V: can airplanes drive?
Me: yes, they need to drive... (brief explanation)
V:let's do a puzzle
Me:I need to get a plnik (stuffed bagel) for your brother.
V:I want a plnik.
Me:(fixing two plniks)
V: (wiggling near table)
Me:do you need to poop?
V:I need to pee
Me:(following V outside and helping him with pants, so he can pee on a bush)
V:(after done with bush, seeing a ball)
V:yeah, they thought we needed another one. (referring to a previous conversation about a ball that mysteriously appeared in our yard)
Me:oh not that ball sweetheart. That is R's - I mean this one over here.
(I then notice our gate is open, look out for a second before closing.)
V: I want to go for a walk around the block.
Me: I thought you wanted to eat your plnik.
V:let's play bowling with this ball.
Me:do you want your plnik first?
V:oh, yeah.
(we go inside to eat.)
V: where's the cheese?
(I explain the cheese is melted inside the plnik. V has a few nibbles of it.)
V:(shows me a toy gate) what can this pull?
Me: (explain that it's a gate to go with the play fire station)
V:(nibbles some more)
V: why don't we have a house we can get outside in the basement and we have a door that goes to a porch?
Me:you mean like the lake house?
V:yeah. (eats another bite of plnik) where's the fire station?
Me:hmm, we'll have to look for it. (plays with toy gate like a car)

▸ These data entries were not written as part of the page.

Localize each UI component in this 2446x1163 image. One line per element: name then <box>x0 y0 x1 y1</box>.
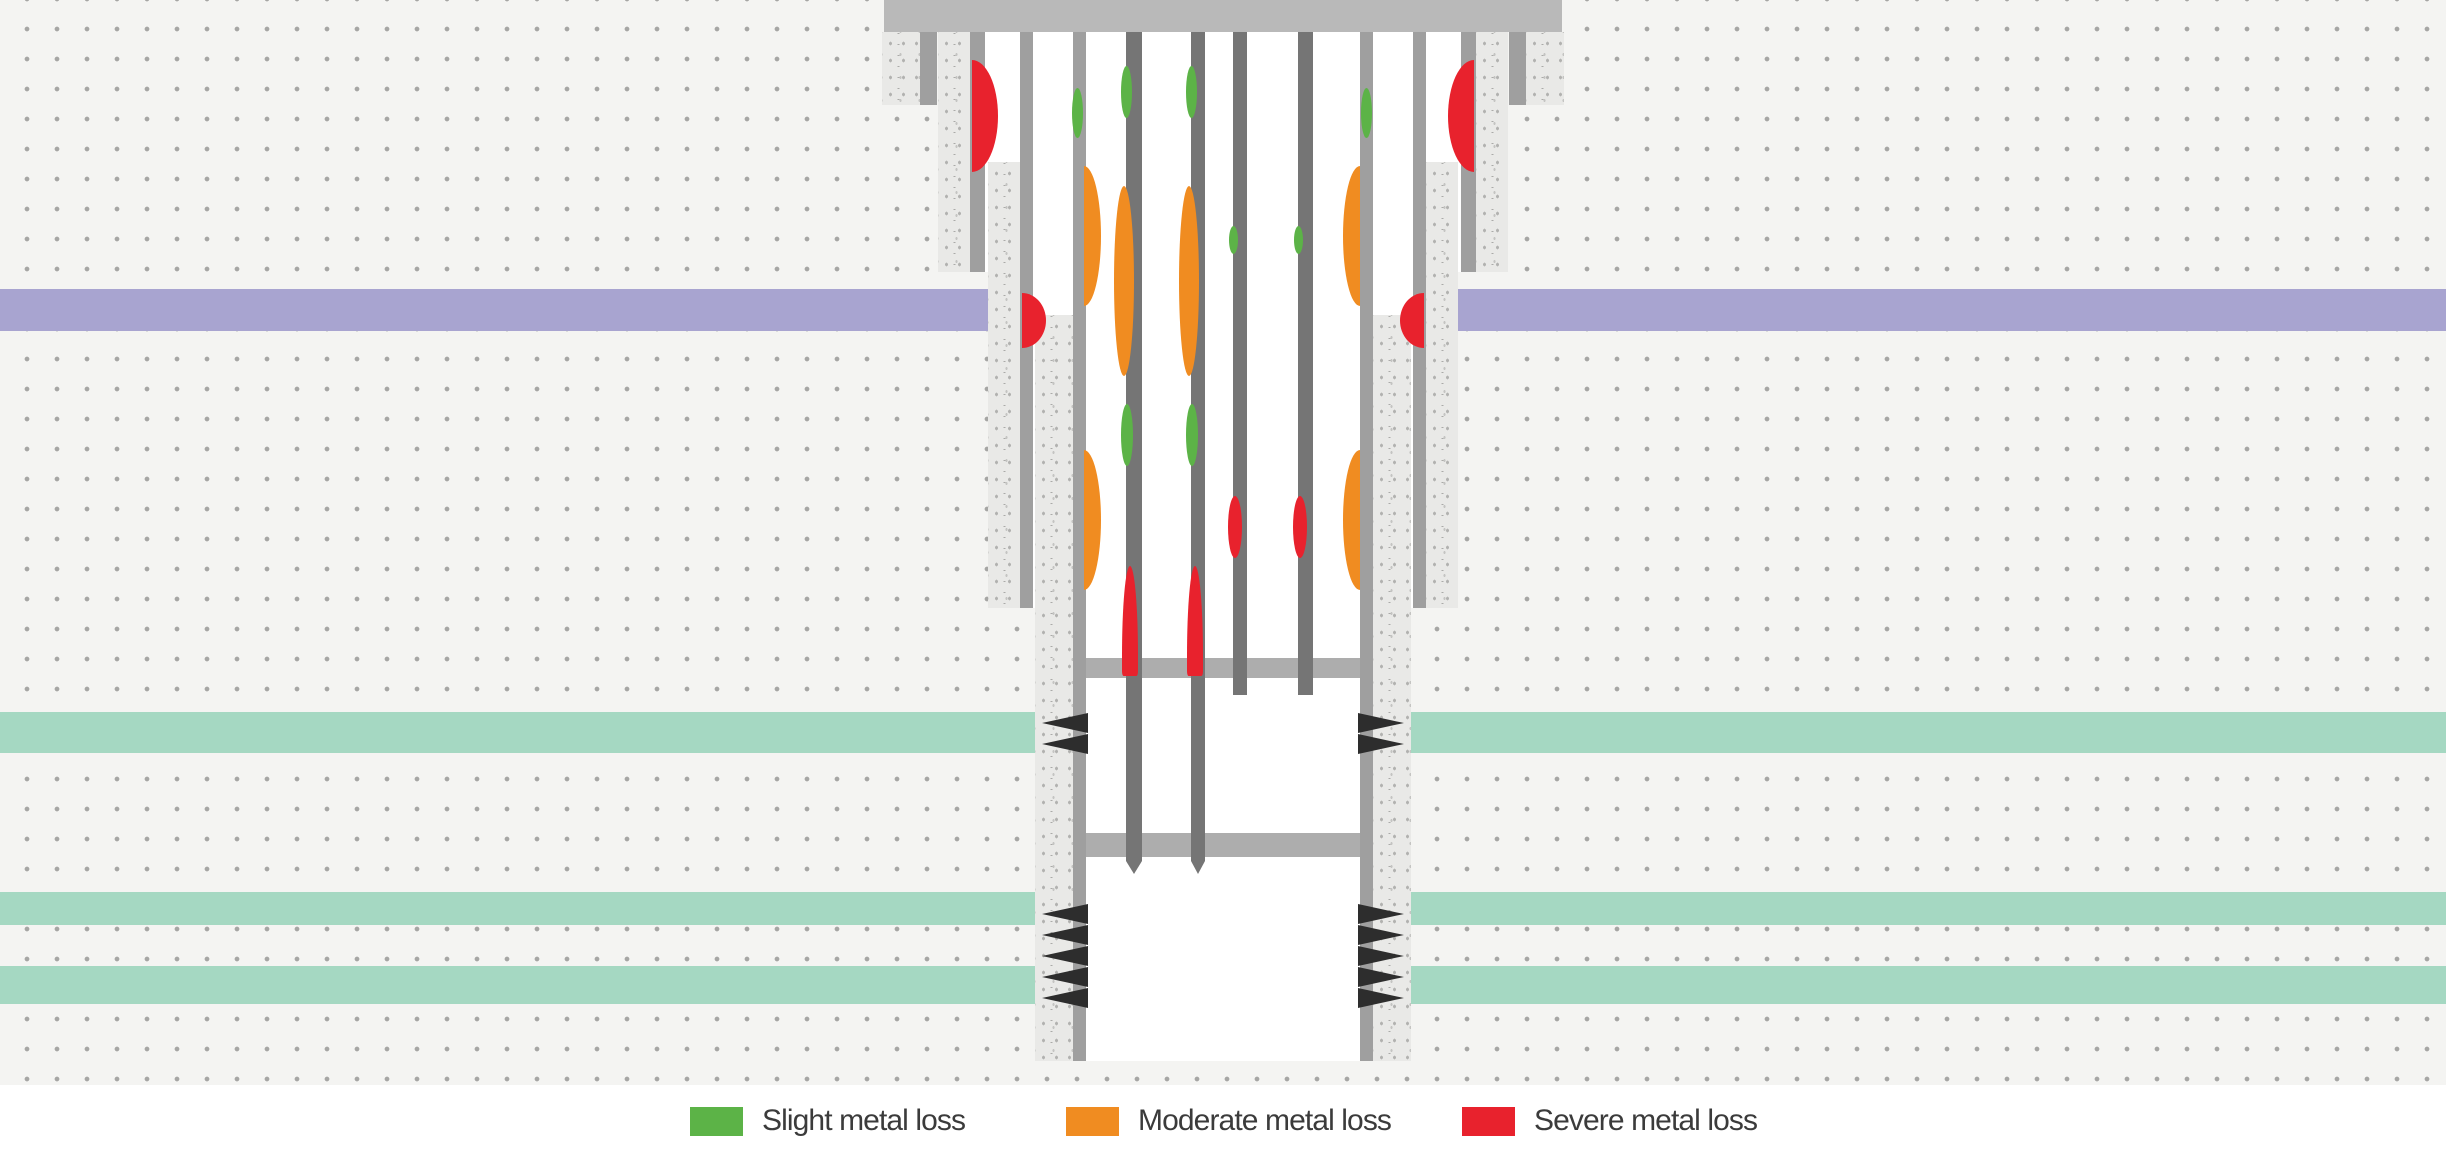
conductor-cement-left <box>882 32 920 105</box>
intermediate-cement-left <box>988 162 1020 608</box>
upper-perforation-zone-right-triangle <box>1358 734 1404 754</box>
metal-loss-slight <box>1186 404 1198 466</box>
metal-loss-slight <box>1072 88 1083 138</box>
lower-perforation-zone-right-triangle <box>1358 967 1404 987</box>
upper-perforation-zone-left-triangle <box>1042 713 1088 733</box>
metal-loss-moderate <box>1179 186 1199 376</box>
metal-loss-moderate <box>1343 450 1360 590</box>
metal-loss-slight <box>1121 404 1133 466</box>
legend-item-slight: Slight metal loss <box>690 1100 966 1142</box>
lower-perforation-zone-right-triangle <box>1358 925 1404 945</box>
metal-loss-severe <box>1122 566 1138 676</box>
short-tubing-wall-right <box>1298 32 1313 695</box>
production-casing-left <box>1073 32 1086 1061</box>
upper-perforation-zone-left-triangle <box>1042 734 1088 754</box>
metal-loss-moderate <box>1114 186 1134 376</box>
severe-metal-loss-label: Severe metal loss <box>1534 1104 1758 1137</box>
wellhead-cap <box>884 0 1562 32</box>
metal-loss-moderate <box>1343 166 1360 306</box>
lower-perforation-zone-right-triangle <box>1358 988 1404 1008</box>
packer-upper <box>1086 658 1360 678</box>
intermediate-cement-right <box>1426 162 1458 608</box>
metal-loss-moderate <box>1084 166 1101 306</box>
lower-perforation-zone-left-triangle <box>1042 988 1088 1008</box>
production-casing-right <box>1360 32 1373 1061</box>
conductor-casing-left <box>920 32 937 105</box>
legend-background-strip <box>0 1085 2446 1163</box>
metal-loss-slight <box>1361 88 1372 138</box>
surface-cement-left <box>938 32 970 272</box>
lower-perforation-zone-left-triangle <box>1042 904 1088 924</box>
lower-perforation-zone-left-triangle <box>1042 946 1088 966</box>
metal-loss-slight <box>1229 226 1238 254</box>
lower-perforation-zone-left-triangle <box>1042 925 1088 945</box>
moderate-metal-loss-swatch <box>1066 1106 1119 1136</box>
metal-loss-severe <box>1187 566 1203 676</box>
upper-perforation-zone-right-triangle <box>1358 713 1404 733</box>
legend-item-moderate: Moderate metal loss <box>1066 1100 1392 1142</box>
moderate-metal-loss-label: Moderate metal loss <box>1138 1104 1392 1137</box>
legend-item-severe: Severe metal loss <box>1462 1100 1758 1142</box>
short-tubing-wall-left <box>1233 32 1247 695</box>
surface-cement-right <box>1476 32 1508 272</box>
metal-loss-slight <box>1121 66 1132 118</box>
metal-loss-slight <box>1294 226 1303 254</box>
metal-loss-slight <box>1186 66 1197 118</box>
metal-loss-severe <box>1293 496 1307 558</box>
slight-metal-loss-label: Slight metal loss <box>762 1104 966 1137</box>
metal-loss-legend: Slight metal loss Moderate metal loss Se… <box>0 1100 2446 1146</box>
lower-perforation-zone-right-triangle <box>1358 946 1404 966</box>
metal-loss-severe <box>1228 496 1242 558</box>
conductor-casing-right <box>1509 32 1526 105</box>
lower-perforation-zone-left-triangle <box>1042 967 1088 987</box>
slight-metal-loss-swatch <box>690 1106 743 1136</box>
severe-metal-loss-swatch <box>1462 1106 1515 1136</box>
lower-perforation-zone-right-triangle <box>1358 904 1404 924</box>
conductor-cement-right <box>1526 32 1564 105</box>
metal-loss-moderate <box>1084 450 1101 590</box>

V: (playing with toy airplane) it's supposed to talk
Me:(explaining how to get the toy to make
a sound)
V:(plays with toy airplane for a minute)
V:(holding a small velvet bag) Mommy, where's the rocks that go in this?
Me:I don't know.
V: (playing with toy sword) I invented a guy that was evil named Watinyon. Let's be on a team to beat Watinyon. (and again)
Well, I guess I need to go be on a team. And when we defeat Watinyon, ... maybe he'll ask for a cookie.